If you have five minutes before the interview, lock these phrases into your head:

  • Algorithm: concurrent, tri-color, mark-and-sweep, non-generational, non-compacting.
  • STW windows: two per cycle (mark start, mark termination); typically microseconds.
  • Write barrier: hybrid Yuasa + Dijkstra, maintains the tri-color invariant; inserted by the compiler at every pointer write; ~1ns when GC is off.
  • Phases: off → sweep termination (STW) → mark setup (STW) → concurrent mark → mark termination (STW) → concurrent sweep → off.
  • Pacer: decides when to start the next cycle and how hard to run mark workers; lives in runtime/mgcpacer.go; rewritten in 1.18.
  • Knobs: GOGC (heap-growth ratio, default 100) and GOMEMLIMIT (soft cap, since 1.19). GOGC=off to disable.
  • Mark assist: allocating goroutines pay for the marker's work proportional to their allocation rate during mark.
  • Diagnostics: GODEBUG=gctrace=1 for one line per cycle; pprof for allocation hot paths.

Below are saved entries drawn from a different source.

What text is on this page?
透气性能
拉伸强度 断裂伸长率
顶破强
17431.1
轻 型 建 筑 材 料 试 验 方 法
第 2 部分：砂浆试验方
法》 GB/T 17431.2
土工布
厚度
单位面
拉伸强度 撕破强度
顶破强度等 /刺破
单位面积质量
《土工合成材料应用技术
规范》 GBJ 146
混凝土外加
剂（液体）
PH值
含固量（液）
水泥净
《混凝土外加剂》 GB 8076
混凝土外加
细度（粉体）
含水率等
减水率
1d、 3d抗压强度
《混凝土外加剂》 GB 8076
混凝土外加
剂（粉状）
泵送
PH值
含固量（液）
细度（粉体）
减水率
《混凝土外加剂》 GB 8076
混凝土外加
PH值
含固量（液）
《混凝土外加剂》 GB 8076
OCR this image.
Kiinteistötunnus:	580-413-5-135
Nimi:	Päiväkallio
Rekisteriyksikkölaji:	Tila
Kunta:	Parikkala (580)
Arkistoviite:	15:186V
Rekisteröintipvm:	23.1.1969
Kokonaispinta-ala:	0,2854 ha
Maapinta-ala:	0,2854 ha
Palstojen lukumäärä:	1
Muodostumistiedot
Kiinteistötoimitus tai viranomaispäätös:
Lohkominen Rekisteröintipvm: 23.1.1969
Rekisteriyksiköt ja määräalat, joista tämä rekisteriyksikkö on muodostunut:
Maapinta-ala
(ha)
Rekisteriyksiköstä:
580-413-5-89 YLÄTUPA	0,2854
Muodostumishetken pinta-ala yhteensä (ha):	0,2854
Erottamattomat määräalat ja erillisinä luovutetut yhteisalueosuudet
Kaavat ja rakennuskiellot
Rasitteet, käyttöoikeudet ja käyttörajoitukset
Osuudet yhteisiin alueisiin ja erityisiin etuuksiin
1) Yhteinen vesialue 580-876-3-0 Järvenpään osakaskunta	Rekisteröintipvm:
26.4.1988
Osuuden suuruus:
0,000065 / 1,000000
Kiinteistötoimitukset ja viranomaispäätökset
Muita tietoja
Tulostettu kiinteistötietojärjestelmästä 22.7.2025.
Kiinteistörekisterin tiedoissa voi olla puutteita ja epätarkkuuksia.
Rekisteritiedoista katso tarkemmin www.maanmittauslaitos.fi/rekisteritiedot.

  • Milestones: 1.5 concurrent collector, 1.8 hybrid write barrier (stacks stay black), 1.19 GOMEMLIMIT.
  • Files to name: runtime/mgc.go, runtime/mgcmark.go, runtime/mgcsweep.go, runtime/mgcpacer.go, runtime/mbarrier.go, runtime/mwbbuf.go, runtime/mfinal.go.
  • Don't say: generational, STW is gone, write barrier is for thread safety, GC compacts, sync.Pool is a cache, finalizers always run.

If you can deliver those phrases without hesitation when the topic comes up, you'll be in the top quartile of interview candidates on this subject — most Go programmers, including ones with five years of experience, can't.